US stocks dropped on after the European Central Bank announced increased measures to stimulate the sagging economy of the region, while shares of certain US bellwether companies dropped on disappointing results.
The ECB will purchase 60 billion euros worth of assets every month, more than expected, in the program, which will last until September 2016.
US stocks were volatile as ECB president Mario Draghi talked, shifting between modest losses and solid gains, while Europe shares rose 1%.
Reuters quoted Rex Macey, chief allocation officer at Wilmington Trust Investment Advisors as having said, “The news was widely anticipated and built into the market, and if anything, the fact that more bonds will be bought than expected could just mean that conditions are worse than we thought.”
US jobless claims dropped from a high of seven months in the last week, but the decline was lower than estimated.
Macey added, “We’re satisfied with the earnings season, not disappointed or impressed.

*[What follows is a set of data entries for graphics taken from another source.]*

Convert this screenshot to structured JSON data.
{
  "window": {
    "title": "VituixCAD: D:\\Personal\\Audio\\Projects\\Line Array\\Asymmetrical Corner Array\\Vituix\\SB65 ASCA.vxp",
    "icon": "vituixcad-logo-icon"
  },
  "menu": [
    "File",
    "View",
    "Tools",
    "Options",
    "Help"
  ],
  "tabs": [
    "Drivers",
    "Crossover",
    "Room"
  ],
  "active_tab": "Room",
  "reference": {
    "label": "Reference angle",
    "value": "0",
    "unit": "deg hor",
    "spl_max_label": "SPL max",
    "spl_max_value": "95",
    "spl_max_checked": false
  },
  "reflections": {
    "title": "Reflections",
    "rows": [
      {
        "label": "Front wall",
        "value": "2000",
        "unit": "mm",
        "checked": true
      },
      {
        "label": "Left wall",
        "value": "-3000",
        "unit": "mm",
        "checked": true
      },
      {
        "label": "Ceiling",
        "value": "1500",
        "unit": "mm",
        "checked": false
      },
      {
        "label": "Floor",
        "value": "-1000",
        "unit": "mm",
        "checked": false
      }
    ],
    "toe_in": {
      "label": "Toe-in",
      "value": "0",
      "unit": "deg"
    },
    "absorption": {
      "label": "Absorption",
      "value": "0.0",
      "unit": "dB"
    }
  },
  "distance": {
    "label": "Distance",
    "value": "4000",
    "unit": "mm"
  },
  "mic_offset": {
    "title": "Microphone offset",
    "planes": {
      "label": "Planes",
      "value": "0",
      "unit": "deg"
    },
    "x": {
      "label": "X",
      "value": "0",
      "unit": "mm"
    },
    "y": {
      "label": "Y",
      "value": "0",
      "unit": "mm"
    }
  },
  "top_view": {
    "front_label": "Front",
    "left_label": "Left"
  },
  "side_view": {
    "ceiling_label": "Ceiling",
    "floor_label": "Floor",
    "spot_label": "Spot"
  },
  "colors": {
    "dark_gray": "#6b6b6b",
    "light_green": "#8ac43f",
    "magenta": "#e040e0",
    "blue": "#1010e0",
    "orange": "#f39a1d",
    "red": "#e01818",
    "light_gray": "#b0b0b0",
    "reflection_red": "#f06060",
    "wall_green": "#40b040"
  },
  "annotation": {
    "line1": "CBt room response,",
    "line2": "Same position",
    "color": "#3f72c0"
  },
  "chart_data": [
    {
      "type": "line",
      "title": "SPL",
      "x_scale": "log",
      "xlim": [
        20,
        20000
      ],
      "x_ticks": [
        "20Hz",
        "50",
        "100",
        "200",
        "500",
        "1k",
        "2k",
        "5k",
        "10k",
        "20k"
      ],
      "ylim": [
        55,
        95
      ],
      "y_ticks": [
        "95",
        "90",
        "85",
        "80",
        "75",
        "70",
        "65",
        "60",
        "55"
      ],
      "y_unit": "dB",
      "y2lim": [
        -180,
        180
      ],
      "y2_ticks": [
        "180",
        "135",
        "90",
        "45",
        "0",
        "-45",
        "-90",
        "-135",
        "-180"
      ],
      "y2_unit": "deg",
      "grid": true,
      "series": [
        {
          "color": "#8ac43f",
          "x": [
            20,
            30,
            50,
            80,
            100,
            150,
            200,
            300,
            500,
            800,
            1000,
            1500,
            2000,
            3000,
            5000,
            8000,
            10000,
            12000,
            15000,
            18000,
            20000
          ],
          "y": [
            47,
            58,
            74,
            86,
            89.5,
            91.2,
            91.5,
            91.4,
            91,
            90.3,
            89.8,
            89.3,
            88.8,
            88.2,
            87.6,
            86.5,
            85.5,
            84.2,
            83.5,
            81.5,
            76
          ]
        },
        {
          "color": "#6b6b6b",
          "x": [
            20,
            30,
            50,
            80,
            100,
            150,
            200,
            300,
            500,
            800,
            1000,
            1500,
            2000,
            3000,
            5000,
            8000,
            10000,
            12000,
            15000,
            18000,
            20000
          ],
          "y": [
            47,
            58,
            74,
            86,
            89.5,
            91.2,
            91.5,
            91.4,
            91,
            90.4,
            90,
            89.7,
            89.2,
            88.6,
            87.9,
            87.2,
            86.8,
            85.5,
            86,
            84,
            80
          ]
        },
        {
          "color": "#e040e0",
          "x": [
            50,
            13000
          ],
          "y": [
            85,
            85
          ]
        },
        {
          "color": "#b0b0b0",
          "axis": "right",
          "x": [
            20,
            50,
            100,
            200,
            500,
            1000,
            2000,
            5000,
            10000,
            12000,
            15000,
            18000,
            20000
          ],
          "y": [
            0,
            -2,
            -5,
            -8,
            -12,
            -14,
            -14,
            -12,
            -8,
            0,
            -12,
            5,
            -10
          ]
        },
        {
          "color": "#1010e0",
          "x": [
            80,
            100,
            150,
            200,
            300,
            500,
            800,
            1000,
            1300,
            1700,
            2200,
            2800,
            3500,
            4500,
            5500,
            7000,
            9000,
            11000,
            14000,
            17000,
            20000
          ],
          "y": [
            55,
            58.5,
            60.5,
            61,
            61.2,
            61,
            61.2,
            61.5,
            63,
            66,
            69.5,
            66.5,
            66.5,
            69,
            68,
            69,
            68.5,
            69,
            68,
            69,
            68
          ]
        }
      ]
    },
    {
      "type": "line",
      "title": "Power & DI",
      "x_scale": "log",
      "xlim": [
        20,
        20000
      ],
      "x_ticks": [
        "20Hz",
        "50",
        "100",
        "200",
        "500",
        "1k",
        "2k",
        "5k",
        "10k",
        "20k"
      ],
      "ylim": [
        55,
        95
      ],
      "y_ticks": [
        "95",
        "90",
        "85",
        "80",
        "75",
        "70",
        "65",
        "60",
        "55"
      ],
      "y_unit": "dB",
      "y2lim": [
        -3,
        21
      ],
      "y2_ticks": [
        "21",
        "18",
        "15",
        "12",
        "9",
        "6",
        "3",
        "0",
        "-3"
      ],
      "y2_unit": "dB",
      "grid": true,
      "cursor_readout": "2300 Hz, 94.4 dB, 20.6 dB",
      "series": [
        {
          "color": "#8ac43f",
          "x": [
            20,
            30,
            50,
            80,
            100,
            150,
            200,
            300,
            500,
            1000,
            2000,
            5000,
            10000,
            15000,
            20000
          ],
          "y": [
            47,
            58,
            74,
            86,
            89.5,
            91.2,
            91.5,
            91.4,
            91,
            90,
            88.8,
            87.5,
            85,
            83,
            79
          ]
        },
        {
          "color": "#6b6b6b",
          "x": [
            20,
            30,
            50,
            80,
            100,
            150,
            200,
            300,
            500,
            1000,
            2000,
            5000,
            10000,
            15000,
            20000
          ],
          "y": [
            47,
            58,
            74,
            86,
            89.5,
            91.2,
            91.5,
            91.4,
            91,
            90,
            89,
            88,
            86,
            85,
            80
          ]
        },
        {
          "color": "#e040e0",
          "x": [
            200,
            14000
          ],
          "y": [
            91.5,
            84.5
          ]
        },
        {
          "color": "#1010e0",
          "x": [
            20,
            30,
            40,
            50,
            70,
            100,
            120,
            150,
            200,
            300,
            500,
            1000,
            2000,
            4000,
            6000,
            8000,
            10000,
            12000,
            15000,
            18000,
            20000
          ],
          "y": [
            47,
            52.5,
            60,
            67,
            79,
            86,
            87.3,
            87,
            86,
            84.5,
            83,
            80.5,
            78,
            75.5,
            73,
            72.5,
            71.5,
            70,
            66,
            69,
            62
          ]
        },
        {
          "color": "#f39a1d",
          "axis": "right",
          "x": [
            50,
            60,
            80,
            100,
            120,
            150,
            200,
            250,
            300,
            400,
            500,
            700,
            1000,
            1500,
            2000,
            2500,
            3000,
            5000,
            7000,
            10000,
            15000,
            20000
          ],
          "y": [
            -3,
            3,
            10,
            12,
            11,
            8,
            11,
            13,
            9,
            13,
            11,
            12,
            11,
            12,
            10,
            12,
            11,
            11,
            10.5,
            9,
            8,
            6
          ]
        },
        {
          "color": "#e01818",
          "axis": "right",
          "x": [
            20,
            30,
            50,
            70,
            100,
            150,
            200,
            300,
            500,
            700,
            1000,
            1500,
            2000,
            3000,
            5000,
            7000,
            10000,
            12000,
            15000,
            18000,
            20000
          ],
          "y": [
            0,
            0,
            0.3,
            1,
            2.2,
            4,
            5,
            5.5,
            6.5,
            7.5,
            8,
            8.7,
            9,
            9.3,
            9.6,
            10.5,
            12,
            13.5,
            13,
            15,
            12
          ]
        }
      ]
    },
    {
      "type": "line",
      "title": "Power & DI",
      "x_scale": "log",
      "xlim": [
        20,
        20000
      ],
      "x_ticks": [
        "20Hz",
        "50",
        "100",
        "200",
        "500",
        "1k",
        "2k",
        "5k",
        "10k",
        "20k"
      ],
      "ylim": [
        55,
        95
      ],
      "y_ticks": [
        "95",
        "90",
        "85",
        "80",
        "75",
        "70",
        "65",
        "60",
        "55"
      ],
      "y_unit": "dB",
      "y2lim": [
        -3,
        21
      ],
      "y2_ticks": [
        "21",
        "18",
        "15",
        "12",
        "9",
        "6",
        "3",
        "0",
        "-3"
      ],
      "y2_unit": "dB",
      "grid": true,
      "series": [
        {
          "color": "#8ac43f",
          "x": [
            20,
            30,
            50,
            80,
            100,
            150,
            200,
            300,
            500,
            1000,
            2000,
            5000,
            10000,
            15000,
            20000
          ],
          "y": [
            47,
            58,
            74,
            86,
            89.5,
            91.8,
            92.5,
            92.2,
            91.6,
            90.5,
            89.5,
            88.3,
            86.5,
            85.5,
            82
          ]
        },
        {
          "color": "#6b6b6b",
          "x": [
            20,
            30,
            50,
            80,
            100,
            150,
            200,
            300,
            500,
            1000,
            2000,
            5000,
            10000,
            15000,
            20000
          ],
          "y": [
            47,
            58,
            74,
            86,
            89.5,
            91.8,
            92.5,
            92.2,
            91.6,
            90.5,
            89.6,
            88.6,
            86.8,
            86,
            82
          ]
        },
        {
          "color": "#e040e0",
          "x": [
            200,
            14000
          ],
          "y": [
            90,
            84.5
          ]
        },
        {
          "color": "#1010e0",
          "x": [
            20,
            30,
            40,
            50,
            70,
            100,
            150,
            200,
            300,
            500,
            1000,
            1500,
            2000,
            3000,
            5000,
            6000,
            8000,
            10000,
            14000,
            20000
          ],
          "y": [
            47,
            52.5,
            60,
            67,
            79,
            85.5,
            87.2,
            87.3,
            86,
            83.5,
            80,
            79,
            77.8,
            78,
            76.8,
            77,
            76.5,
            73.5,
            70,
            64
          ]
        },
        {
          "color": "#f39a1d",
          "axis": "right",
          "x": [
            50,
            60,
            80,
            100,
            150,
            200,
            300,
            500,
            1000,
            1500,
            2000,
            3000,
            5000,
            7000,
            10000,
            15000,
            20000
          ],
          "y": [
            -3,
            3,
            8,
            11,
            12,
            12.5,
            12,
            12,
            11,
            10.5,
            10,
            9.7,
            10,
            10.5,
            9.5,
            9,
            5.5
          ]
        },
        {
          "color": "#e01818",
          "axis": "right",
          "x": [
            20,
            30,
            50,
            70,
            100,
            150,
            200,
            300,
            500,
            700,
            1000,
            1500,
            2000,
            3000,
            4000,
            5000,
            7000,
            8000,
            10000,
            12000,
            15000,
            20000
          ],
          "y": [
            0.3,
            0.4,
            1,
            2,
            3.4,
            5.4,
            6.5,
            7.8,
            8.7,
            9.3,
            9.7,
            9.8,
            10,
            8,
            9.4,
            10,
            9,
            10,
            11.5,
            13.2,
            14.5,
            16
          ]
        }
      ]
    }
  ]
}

However, we’re not seeing anything that looks like a screaming buy.”
Nasdaq reported that the Dow Jones Industrial Average climbed 0.4% or 71.54 points at 17,625.82 and the Nasdaq Composite Index climbed 0.5% or 22.05 points at 4,689.47. The S&P 500 rose 0.5% r 10.87 points to 2,042.99.
Chief market analyst at the Lindsey Group, Peter Boockvar said, “The action in stocks is just Pavlovian to any form of central bank accommodation and today is no different. The transmission though of these newly printed euros into actual stock purchases is specious and thus buying stocks on ECB QE news is more superstition than based on substance in the US.”
The Nikkei 225 Index of Japan rose 0.3% and the Hang Seng Index of Hong Kong climbed 0.7%.
Major markets in Europe moved to the upside. The CAC 40 Index of France surged higher by 1.3% while the FTSE 100 Index of UK and the DAX Index of German rose 0.9%.